Sunday, October 18, 2009

Shadow on the Wall

by: Withheld

I have told this story to people who were not there to witness the actual event and some look at me as if I am just telling a story to get a good laugh -- but I find nothing funny about it. Everything I am about to relate is true and I guess in some bizarre way I feel that by retelling this story to anyone who is willing to listen it will bring me some comfort.

On July 6, 1990, a high-school friend shot himself in the head with a rifle in a nearby local baseball dugout. The act shocked and saddened everyone, especially his parents, of course, who did not want to believe their only son would take his own life.

The days that followed his death were happening, for me, as if in a dream. Fearing this act would spark some sort of "chain reaction," the school counselors were sent in to help the students grieve and discuss their feelings of loss. Days went by and there seemed to be a cloud of despair and confusion hanging over our entire high school class. If he had lived, my friend would have graduated from high school with the rest of us that same year. When he died, he was two months away from his 18th birthday.

About a week after his suicide, I was visiting my best friend at the time, we'll call her Anne, in her home. We were both still very affected by the death of our friend and we began to talk late into the night about his possible reasons for taking his own life and how crazy and unexpected it was. We had been discussing the whole chain of events and basically trying to make sense of something we could not even imagine, when I suddenly became very uncomfortable talking about our deceased friend.

I was sitting at the time in a desk chair across from Anne who was sitting comfortably on her bed facing me. She was looking directly at me and could see the discomfort on my face. She assumed I was just overreacting and our discussion had gotten to me, so she stood up and moved toward the door of her bedroom and gestured in a sweeping motion with her arm for me to follow her into the kitchen down the hall. There was a single small desk light on behind me when she made this motion with her arm, so that when she moved, her body created a shadow on the wall.

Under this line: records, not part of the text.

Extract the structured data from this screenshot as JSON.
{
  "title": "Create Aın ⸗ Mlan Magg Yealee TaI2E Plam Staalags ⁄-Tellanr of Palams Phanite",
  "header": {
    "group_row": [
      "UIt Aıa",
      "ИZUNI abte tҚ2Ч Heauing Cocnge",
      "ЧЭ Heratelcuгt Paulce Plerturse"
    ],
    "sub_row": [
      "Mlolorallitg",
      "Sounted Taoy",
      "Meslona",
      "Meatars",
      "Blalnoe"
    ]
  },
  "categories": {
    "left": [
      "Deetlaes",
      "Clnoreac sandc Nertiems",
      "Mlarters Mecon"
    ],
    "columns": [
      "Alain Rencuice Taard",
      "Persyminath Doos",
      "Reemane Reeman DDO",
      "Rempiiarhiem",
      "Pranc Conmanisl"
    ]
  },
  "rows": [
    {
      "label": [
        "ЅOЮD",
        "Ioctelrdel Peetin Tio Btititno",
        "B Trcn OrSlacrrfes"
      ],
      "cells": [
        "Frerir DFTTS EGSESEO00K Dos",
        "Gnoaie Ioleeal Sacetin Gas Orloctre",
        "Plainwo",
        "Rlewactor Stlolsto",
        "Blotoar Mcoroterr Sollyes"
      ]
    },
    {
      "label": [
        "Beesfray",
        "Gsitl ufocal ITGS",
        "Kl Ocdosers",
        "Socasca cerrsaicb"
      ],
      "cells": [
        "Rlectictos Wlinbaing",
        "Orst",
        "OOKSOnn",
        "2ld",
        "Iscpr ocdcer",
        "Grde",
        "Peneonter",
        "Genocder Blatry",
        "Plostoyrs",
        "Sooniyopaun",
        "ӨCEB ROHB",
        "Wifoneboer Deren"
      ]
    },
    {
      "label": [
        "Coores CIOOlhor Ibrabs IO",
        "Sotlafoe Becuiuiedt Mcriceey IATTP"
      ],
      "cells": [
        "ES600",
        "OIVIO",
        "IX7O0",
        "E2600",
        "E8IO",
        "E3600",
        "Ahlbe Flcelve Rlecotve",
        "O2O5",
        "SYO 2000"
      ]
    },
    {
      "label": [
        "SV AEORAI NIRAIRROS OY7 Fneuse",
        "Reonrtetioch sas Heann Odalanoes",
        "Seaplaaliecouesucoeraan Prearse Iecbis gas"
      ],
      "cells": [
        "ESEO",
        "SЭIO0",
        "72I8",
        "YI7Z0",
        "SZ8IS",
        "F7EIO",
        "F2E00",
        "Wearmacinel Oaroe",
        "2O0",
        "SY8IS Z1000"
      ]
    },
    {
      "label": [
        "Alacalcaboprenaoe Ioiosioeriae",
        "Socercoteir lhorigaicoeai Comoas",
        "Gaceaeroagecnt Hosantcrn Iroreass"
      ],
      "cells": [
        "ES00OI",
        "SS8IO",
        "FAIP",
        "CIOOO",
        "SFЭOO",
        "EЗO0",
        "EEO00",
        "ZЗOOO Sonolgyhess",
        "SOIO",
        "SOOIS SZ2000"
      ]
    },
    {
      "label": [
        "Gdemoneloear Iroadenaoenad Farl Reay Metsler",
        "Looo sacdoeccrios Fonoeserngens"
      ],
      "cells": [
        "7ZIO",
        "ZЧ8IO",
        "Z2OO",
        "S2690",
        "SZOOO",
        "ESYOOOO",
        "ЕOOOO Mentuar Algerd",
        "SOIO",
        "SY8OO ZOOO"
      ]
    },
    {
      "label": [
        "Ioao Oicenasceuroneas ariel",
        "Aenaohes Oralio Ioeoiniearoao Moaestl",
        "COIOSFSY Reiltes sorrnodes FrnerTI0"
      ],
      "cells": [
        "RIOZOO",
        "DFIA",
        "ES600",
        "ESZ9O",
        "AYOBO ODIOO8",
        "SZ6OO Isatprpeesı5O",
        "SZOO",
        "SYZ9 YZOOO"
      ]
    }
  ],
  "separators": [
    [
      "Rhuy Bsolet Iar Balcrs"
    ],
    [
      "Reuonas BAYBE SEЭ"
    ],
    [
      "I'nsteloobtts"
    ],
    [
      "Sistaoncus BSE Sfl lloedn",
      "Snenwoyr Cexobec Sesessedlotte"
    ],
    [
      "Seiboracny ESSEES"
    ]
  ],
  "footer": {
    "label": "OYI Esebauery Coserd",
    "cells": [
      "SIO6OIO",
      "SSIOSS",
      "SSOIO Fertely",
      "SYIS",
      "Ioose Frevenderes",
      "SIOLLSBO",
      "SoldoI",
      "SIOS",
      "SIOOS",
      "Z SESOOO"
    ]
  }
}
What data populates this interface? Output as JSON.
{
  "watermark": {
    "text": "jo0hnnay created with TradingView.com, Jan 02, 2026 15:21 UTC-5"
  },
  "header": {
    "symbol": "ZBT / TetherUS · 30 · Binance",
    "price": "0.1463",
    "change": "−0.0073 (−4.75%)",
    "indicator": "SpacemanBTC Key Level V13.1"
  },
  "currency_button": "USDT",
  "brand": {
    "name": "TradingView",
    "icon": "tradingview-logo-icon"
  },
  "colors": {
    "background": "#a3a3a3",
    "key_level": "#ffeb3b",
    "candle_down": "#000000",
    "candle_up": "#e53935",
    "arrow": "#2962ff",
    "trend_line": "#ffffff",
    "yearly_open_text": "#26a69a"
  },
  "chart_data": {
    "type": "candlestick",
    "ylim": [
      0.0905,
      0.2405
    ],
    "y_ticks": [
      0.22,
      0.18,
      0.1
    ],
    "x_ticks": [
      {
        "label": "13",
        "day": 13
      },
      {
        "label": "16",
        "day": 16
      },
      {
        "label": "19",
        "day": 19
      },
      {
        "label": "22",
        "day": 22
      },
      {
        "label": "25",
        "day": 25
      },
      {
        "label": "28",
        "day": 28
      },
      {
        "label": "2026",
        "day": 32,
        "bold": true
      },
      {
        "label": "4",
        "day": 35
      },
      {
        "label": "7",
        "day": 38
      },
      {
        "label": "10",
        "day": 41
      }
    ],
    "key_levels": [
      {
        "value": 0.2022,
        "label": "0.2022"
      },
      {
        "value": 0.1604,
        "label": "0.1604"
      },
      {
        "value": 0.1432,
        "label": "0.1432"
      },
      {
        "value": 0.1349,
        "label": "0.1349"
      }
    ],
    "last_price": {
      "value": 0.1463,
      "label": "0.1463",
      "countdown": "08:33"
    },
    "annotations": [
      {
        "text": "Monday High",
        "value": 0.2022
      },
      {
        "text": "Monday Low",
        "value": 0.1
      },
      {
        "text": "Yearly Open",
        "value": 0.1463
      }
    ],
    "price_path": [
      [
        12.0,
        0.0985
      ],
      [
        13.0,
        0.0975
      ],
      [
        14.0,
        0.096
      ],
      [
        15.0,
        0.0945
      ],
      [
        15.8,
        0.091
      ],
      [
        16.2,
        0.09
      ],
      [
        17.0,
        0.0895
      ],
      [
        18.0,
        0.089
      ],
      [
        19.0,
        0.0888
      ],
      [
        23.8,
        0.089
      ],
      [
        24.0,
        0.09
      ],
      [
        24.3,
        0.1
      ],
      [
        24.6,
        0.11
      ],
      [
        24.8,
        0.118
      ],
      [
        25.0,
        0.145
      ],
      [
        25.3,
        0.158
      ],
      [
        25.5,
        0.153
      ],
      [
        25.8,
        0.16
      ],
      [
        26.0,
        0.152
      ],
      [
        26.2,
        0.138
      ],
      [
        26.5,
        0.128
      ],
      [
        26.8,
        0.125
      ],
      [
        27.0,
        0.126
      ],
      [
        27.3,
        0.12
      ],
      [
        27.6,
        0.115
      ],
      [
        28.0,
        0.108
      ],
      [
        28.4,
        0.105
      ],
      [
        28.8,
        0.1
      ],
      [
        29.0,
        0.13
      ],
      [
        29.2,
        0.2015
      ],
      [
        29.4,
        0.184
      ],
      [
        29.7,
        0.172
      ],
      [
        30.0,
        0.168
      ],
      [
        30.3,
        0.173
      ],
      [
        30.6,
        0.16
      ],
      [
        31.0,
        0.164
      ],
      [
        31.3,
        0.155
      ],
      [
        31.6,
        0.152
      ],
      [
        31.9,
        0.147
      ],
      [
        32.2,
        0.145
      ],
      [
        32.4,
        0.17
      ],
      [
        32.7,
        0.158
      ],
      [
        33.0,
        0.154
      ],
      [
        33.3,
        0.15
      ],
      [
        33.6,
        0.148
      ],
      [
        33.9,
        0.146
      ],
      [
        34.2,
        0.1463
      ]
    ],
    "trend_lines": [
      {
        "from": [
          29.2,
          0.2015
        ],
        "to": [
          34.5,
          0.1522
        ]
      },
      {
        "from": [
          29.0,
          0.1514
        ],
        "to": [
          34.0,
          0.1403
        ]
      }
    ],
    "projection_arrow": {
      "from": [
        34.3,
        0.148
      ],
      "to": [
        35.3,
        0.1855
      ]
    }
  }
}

This is going to sound ridiculous, and I am no Physics expert, but when Anne swept her arm up into the air, gesturing me to follow her, her shadow did not follow her arm. Instead, there was a strange kind of delay and I saw her arm move, and about 5-10 seconds later the shadow of an arm moved, mimicking the same gesture she had just made.

I of course, thought my eyes were playing tricks on me and ignored the shadow. And I would have kept it to myself if only Anne had not turned to me and asked, "Did you just see that?" I answered, "Yes!" -- and we fled out of the room and into the kitchen.

Anne's house was large and our frightened voices bounced off the columned walls, but nothing ever occurred after that. My friend Anne and I no longer speak and I am sure that if she knew I was relaying this story to strangers, she would think I was crazy, but I remember the death of our high school friend as if it were yesterday and I can't help wishing that the shadow we saw was indeed a sign from our friend, but I will never be sure. I write this story in his memory and in the hope that he is in a place where his problems have all been taken away.